Les débats qui s'ouvrent cet après-midi exigent de nous un examen de conscience et un acte de responsabilité. Parce que nous ne détenons pas de mandat impératif, nous sommes disposés à nous déterminer librement, sans autre injonction que celle de notre intime conviction, loin des intérêts partisans. C'est le sens de notre mission constitutionnelle et du mandat que nous ont donné les Français par leurs suffrages : faire coïncider le destin de la France avec l'intérêt général.
C'est au nom de l'intérêt général que furent promulguées les ordonnances portant création de la sécurité sociale. C'est au nom de l'intérêt général que des femmes et des hommes avaient une certaine vision de l'homme et une haute vision de la France. Mais que reste-t-il de cette vision, que reste-t-il de l'héritage de ces noms gravés dans le marbre de l'histoire ? Que reste-t-il de l'ambition de Pierre Laroque, d'Ambroise Croizat, de Charles de Gaulle ou d'Alexandre Parodi, lorsque les lois de financement de la sécurité sociale n'ont d'autre horizon que l'orthodoxie budgétaire ?
Que reste-t-il de l'ambition du Président de la République, qui, pour la première fois sous la Ve République, a affiché une volonté politique claire et de premier plan en santé ? Que reste-t-il, madame la ministre, de votre ambition de transformer le système de santé, quand les mots ont un sens et qu'il n'y a dans ce texte ni les moyens budgétaires ni les moyens techniques d'emporter une véritable transformation ? Au vrai, ce texte résonne comme un camouflet pour l'ensemble des acteurs de santé et comme une oraison funèbre pour le système en général.
Ce projet de loi de financement de la sécurité sociale fait l'unanimité, mais l'unanimité contre lui, contre les principes mêmes qui ont présidé à sa rédaction, principes qui sont ceux toujours repris, mais de manière plus grave encore cette année, par une administration sourde à l'inquiétude des Français et à la sidération des professionnels, notamment hospitaliers.
Des organisations représentatives différentes par leur nature et par la diversité des intérêts qu'elles représentent se sont prononcées publiquement contre ce texte, qu'il s'agisse de la Mutualité française, du conseil d'administration de la Caisse nationale des allocations familiales, des syndicats de praticiens et des fédérations hospitalières.

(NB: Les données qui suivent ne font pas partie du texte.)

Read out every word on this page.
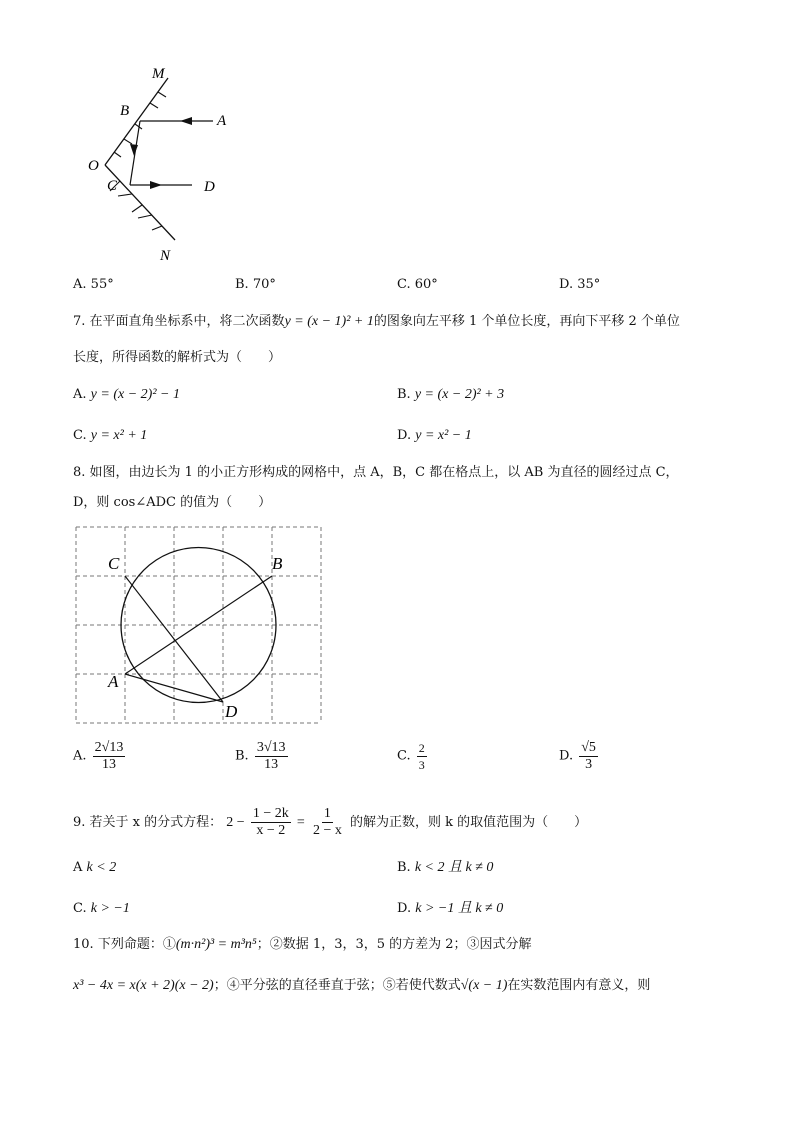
M
B
A
O
C	D
N
A. 55°	B. 70°	C. 60°	D. 35°
7. 在平面直角坐标系中，将二次函数y = (x − 1)² + 1的图象向左平移 1 个单位长度，再向下平移 2 个单位
长度，所得函数的解析式为（　　）
A. y = (x − 2)² − 1	B. y = (x − 2)² + 3
C. y = x² + 1	D. y = x² − 1
8. 如图，由边长为 1 的小正方形构成的网格中，点 A，B，C 都在格点上，以 AB 为直径的圆经过点 C，
D，则 cos∠ADC 的值为（　　）
C	B
A
D
A. $\frac{2√13}{13}$	B. $\frac{3√13}{13}$	C. $\frac{2}{3}$	D. $\frac{√5}{3}$
9. 若关于 x 的分式方程： $2 - \frac{1 - 2k}{x - 2} = \frac{1}{2 - x}$ 的解为正数，则 k 的取值范围为（　　）
A k < 2	B. k < 2 且 k ≠ 0
C. k > −1	D. k > −1 且 k ≠ 0
10. 下列命题：①(m·n²)³ = m³n⁵；②数据 1，3，3，5 的方差为 2；③因式分解
x³ − 4x = x(x + 2)(x − 2)；④平分弦的直径垂直于弦；⑤若使代数式√(x − 1)在实数范围内有意义，则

Les avez-vous entendus ?
Une récente enquête sur la santé, menée auprès des Français, se conclut par ces mots : « L'accès à de bons établissements de santé est, juste après l'éducation, la condition essentielle d'égalité des chances dans la vie ». Les avez-vous entendus ?
La semaine prochaine, les professionnels de santé hospitaliers, notamment ceux des urgences, viendront manifester leur colère, leur désespérance, leur amertume, leur fatigue. Les entendrez-vous ?
Madame la ministre, vous êtes assise, comme le Gouvernement, et sans doute aussi le Parlement, sur un baril de poudre. La crise de notre système de santé en est la mèche lente, allumée déjà depuis de nombreux mois. Je veux vous dire ce soir avec gravité mon inquiétude face à la déflagration qui ne manquera pas de se produire et pourrait consumer notre pays tout entier, bien au-delà de ce que la crise des gilets jaunes a pu emporter de conséquences ! À la lecture des Échos de ce jour, je ne suis pas loin de croire qu'à l'Élysée aussi on s'en inquiète.
Vous nous direz certainement, et à juste raison, que les épreuves que traverse notre système de santé sont profondes et qu'elles vous précédaient. Sur ce point, je ne saurais vous contredire. Néanmoins, s'il est aisé de condamner les errements du passé, rien ne peut masquer le manque de courage du discours et de l'action politiques, que ni les patients ni les professionnels de santé n'ont plus la force d'attendre.
Sans doute nous direz-vous encore que la loi du 24 juillet 2019 que nous avons adoptée ensemble, agrémentée des quelques menues mesures que contient ce budget de la sécurité sociale, suffira à répondre au naufrage annoncé de notre système de santé. Je vous avouerais alors que mon inquiétude est plus grande encore, parce que votre réponse serait dès lors, soit la manifestation d'un aveuglement politique, soit un aveu d'impuissance des capacités réformatrices de l'action publique.
Sans doute nous expliquerez-vous que le pacte de refondation des urgences, financé à hauteur de 250 millions d'euros par an pendant trois ans, est une réponse adaptée. Mais qui pourra croire que son financement, sans doute prélevé sur les autres moyens dévolus à l'hôpital, pourra panser les plaies béantes que la sous-évaluation des ONDAM successifs, depuis au moins dix ans, n'a fait qu'exacerber ?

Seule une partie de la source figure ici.